Según informó la Secretaría de Relaciones Exteriores mexicana, se trata del segundo envío de ayuda en lo que va de 2026, luego de un primer cargamento enviado semanas atrás. En esta ocasión, el envío incluye principalmente frijoles y leche en polvo, además de otros víveres destinados según la versión oficial a apoyar a la población cubana en medio de la crisis económica que atraviesa el país.
Los barcos utilizados para el traslado fueron el ARM Papaloapan y el ARM Huasteco, ambos pertenecientes a la Secretaría de Marina de México.

Críticas en la Isla por el destino real de la ayuda
Aunque el anuncio del envío ha sido presentado como un gesto solidario entre gobiernos aliados, en la Isla han surgido cuestionamientos no dirigidos contra México, sino contra la manera en que el régimen cubano gestiona y distribuye este tipo de donaciones.
En días recientes, los repartos de ayuda mexicana han generado malestar en redes sociales luego de que se entregaran cantidades consideradas mínimas a personas vulnerables.

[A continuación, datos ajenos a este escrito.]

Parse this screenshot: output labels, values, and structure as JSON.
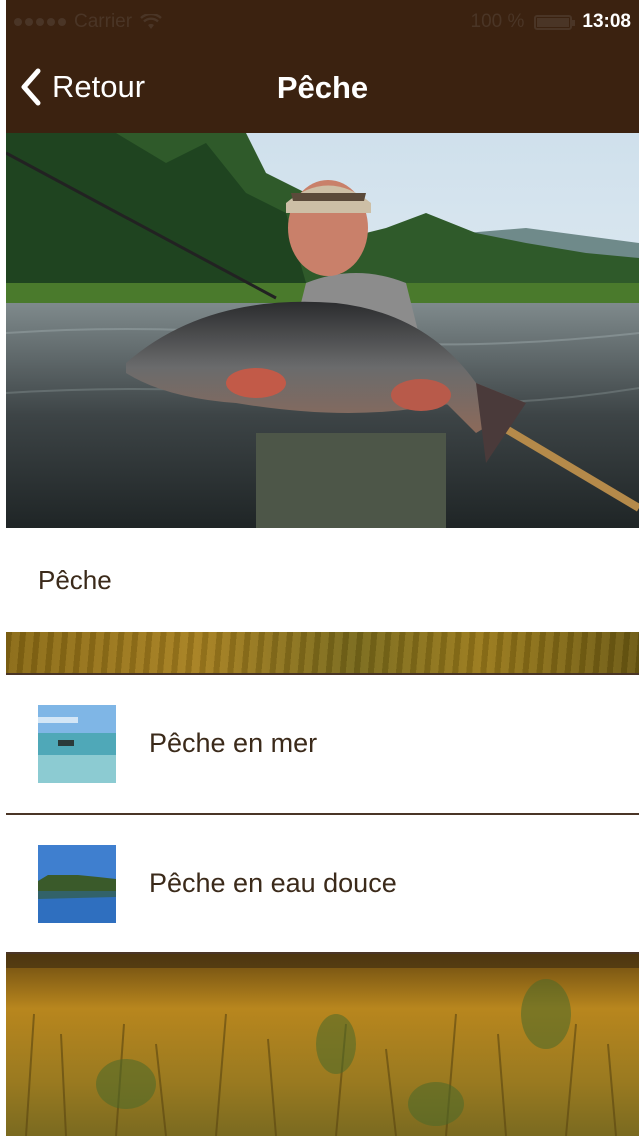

En algunos casos, ciudadanos denunciaron que la ayuda se redujo a un solo paquete de alimentos por núcleo o por persona clasificada como “vulnerable”, lo que provocó críticas sobre la transparencia y la eficacia en la distribución.
También han circulado denuncias sobre demoras, falta de información clara y ausencia de mecanismos públicos de rendición de cuentas sobre cómo se canalizan estas toneladas de alimentos una vez que llegan al país.

Segundo envío en medio de crisis prolongada
Este nuevo cargamento ocurre en un contexto marcado por escasez de alimentos, inflación sostenida y prolongados apagones en distintas provincias del país. Mientras tanto, el régimen cubano no ha ofrecido detalles específicos sobre el plan de distribución ni el alcance territorial de la ayuda mexicana.
La llegada de estas más de mil toneladas vuelve a abrir el debate entre ciudadanos sobre si la ayuda internacional logra realmente aliviar la situación de quienes más lo necesitan o si termina diluyéndose dentro de un sistema de distribución altamente centralizado.